-
نک بدان سو آب دیدم هین شتاب ** تا رویم آنجا و آن باشد سراب
- İşte bak, şimdi de o tarafta su gördüm... hadi, koşalım, oraya varalım diye atar tutarsın... halbuki o gördüğün seraptır senin.
-
هر قدم زین آب تازی دورتر ** دو دوان سوی سراب با غرر
- Her adımda bu güzelim sudan biraz daha uzaklaşırsın... koşa, koşa seni aldatan o seraba gûya yaklaşır, fakat hakiki sudan uzak düşersin.
-
عین آن عزمت حجاب این شده ** که به تو پیوسته است و آمده
- Azmin, bu sana gelmiş, akmış ulaşmış olan hakiki suya tam bir perde!
-
بس کسا عزمی به جایی میکند ** از مقامی کان غرض در وی بود
- Nice kişiler vardır ki ulaşmak istedikleri yerden hareket eder oraya varmak için yola düşerler.
-
دید و لاف خفته میناید به کار ** جز خیالی نیست دست از وی بدار 3235
- Uyuyan kişinin ne gördüğü şey işe yarar, ne söylediği lâf!

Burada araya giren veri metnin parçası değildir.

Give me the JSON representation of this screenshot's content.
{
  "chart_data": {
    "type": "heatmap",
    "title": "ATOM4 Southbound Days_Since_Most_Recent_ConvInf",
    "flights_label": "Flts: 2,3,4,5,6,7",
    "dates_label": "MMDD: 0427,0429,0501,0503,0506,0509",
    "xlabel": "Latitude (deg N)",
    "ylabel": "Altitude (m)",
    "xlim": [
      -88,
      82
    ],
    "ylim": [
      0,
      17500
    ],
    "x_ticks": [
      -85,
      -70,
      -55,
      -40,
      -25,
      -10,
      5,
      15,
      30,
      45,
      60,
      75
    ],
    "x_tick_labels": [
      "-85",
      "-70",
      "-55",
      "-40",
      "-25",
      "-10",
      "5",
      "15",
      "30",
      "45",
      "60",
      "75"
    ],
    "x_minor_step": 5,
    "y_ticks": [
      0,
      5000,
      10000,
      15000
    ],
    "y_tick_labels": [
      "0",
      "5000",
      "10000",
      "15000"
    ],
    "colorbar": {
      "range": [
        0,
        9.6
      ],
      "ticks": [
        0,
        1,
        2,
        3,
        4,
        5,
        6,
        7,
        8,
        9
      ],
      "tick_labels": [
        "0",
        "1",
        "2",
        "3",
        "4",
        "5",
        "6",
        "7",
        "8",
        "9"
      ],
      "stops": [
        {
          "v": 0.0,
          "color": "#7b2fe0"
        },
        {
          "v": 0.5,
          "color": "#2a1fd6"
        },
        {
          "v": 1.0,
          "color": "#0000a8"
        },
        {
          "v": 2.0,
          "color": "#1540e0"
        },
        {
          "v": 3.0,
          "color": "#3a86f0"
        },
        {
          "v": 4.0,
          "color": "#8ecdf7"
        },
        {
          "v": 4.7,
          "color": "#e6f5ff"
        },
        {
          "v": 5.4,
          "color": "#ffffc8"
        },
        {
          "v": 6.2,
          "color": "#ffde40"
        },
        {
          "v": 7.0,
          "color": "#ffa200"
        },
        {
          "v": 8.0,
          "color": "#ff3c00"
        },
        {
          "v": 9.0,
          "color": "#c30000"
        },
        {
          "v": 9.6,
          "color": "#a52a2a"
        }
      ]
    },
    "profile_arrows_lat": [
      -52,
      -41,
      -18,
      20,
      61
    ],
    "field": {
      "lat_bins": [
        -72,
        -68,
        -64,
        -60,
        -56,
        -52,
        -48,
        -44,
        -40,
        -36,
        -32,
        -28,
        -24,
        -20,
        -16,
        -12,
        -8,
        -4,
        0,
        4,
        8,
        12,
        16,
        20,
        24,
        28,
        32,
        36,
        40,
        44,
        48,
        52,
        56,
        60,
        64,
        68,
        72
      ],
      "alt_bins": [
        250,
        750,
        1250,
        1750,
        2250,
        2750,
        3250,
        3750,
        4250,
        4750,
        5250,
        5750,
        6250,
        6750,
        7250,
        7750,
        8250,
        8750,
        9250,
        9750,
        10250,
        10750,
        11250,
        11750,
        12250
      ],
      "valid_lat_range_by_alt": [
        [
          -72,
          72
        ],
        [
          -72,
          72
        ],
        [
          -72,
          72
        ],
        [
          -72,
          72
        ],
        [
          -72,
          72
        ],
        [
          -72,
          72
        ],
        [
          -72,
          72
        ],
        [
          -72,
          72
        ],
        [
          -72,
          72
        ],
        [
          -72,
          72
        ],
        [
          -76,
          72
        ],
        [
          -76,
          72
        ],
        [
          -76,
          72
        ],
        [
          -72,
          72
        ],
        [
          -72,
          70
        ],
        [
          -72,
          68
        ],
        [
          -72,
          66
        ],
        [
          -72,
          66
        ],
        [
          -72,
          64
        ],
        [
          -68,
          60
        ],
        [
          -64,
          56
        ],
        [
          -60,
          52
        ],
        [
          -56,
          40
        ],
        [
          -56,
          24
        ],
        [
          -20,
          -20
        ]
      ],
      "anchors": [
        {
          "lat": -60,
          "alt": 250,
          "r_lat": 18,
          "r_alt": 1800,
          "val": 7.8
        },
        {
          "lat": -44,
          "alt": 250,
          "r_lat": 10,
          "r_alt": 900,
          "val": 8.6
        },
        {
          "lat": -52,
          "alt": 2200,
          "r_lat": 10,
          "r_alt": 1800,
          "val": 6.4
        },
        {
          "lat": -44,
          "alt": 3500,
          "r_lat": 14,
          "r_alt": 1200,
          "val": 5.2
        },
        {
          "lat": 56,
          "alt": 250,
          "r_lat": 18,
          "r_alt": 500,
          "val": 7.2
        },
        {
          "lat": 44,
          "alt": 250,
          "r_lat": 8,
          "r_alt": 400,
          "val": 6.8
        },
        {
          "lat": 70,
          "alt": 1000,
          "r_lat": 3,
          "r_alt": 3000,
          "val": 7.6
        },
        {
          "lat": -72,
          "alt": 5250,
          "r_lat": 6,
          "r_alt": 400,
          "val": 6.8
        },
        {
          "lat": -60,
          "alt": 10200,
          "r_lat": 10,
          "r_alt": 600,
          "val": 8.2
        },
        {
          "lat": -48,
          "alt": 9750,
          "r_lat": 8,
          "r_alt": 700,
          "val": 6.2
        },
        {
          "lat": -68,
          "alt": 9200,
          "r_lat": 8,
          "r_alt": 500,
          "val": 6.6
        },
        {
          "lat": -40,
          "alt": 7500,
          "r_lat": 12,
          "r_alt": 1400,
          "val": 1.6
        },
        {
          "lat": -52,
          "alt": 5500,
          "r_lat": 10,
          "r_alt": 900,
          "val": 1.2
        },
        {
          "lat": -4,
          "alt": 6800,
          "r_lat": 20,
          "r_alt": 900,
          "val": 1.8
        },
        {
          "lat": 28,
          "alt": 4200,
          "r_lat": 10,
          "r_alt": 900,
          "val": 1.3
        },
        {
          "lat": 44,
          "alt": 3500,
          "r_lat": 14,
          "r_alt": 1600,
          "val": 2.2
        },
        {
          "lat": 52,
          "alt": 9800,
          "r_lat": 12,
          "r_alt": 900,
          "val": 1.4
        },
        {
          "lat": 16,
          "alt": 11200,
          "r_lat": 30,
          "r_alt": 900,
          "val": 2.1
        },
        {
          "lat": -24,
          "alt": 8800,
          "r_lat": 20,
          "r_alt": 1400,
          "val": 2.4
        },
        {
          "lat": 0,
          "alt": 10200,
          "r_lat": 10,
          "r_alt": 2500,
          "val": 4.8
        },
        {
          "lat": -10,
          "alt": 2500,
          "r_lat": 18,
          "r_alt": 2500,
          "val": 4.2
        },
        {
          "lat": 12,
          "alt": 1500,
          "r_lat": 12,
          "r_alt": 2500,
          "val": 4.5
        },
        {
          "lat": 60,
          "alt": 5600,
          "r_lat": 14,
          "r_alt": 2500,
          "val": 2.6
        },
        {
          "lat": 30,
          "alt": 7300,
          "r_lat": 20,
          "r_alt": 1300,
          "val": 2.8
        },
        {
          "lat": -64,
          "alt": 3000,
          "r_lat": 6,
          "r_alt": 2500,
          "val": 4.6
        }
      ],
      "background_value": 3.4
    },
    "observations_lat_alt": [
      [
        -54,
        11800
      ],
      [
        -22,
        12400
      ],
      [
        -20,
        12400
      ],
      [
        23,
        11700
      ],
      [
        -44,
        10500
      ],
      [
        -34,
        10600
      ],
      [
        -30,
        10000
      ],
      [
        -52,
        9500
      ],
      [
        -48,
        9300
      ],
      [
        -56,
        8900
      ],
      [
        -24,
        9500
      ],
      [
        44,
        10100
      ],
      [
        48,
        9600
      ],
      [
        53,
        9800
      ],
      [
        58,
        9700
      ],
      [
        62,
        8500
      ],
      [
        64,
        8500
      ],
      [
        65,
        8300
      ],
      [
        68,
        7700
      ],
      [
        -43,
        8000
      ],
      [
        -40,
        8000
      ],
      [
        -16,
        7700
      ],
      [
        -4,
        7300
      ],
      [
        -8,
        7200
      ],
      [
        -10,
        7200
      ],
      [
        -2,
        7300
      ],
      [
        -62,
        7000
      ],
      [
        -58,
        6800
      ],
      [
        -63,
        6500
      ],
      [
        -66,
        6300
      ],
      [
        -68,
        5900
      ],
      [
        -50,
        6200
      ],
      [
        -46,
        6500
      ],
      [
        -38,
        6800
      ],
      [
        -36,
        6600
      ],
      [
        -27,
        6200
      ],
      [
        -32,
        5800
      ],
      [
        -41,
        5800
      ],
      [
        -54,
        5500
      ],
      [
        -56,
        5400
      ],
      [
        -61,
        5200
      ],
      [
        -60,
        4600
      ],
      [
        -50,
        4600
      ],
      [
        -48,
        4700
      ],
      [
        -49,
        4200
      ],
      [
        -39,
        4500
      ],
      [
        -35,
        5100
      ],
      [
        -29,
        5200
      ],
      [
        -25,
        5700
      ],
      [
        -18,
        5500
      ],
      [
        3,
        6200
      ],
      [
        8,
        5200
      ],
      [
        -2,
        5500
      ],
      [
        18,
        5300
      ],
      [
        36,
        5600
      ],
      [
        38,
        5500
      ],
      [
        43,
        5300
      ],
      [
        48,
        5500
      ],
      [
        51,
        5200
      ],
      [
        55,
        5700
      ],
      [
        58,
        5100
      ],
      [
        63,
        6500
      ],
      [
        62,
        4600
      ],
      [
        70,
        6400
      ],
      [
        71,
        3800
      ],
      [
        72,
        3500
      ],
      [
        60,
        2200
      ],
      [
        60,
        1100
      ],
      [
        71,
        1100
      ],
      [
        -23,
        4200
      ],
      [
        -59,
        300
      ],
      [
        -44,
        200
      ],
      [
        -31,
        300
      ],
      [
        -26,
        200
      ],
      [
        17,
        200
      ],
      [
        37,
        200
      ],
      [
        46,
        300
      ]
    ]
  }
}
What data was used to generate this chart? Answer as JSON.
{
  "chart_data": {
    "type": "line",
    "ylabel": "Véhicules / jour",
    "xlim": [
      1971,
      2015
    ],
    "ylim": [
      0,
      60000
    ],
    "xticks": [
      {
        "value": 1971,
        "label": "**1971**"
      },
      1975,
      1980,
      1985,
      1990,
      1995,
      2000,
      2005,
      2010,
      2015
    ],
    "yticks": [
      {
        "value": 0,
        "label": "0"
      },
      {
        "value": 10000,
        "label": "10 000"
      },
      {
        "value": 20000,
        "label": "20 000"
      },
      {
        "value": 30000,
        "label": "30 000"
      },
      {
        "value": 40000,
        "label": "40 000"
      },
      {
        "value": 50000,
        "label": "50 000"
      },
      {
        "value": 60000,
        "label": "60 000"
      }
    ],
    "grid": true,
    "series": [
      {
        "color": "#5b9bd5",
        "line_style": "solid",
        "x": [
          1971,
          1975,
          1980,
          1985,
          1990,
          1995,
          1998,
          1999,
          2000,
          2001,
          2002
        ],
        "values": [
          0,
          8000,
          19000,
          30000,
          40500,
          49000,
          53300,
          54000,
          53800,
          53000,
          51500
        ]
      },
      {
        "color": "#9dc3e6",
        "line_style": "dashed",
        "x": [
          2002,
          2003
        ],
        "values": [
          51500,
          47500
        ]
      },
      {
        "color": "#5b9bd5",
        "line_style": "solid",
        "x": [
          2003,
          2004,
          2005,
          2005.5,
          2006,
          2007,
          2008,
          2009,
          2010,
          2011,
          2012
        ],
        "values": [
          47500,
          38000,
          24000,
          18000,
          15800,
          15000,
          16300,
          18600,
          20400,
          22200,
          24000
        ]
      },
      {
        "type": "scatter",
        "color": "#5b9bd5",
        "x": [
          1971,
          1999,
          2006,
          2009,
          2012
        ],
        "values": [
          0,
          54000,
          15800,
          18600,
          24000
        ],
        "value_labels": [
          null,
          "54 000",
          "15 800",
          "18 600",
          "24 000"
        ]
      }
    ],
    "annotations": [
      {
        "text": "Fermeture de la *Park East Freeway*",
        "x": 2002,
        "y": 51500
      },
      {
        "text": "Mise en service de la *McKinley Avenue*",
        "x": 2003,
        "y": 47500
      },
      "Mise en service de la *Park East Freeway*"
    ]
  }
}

Gördüğü şey de söylediği söz de bir hayalden başka bir şey değildir, ondan elini çek.
-
خوابناکی لیک هم بر راه خسپ ** الله الله بر ره الله خسپ
- Uykun gelmişse yolda uyu... Tanrı hakkı için, ancak Tanrı yolunda yat.
-
تا بود که سالکی بر تو زند ** از خیالات نعاست بر کند
- Olur ya, belki bir yolcu, rastlar da seni hayallerden, uykudan kurtarır.
-
خفته را گر فکر گردد همچو موی ** او از آن دقت نیابد راه کوی
- Uyuyan kişinin düşüncesi, kılı kırk yarsa fayda yok... o incelikle yine köy yolunu bulamaz.
-
فکر خفته گر دوتا و گر سهتاست ** هم خطا اندر خطا اندر خطاست
- Uyuyan kişinin düşüncesi, ister iki kat olsun, ister üç kat... yine hata içinde hatadır, yine hat içinde hat.
-
موج بر وی میزند بیاحتراز ** خفته پویان در بیابان دراز 3240
- Ona hiç çekinmeden dalgalar gelir vurur da o, yine upuzun çöllerde koşar durur!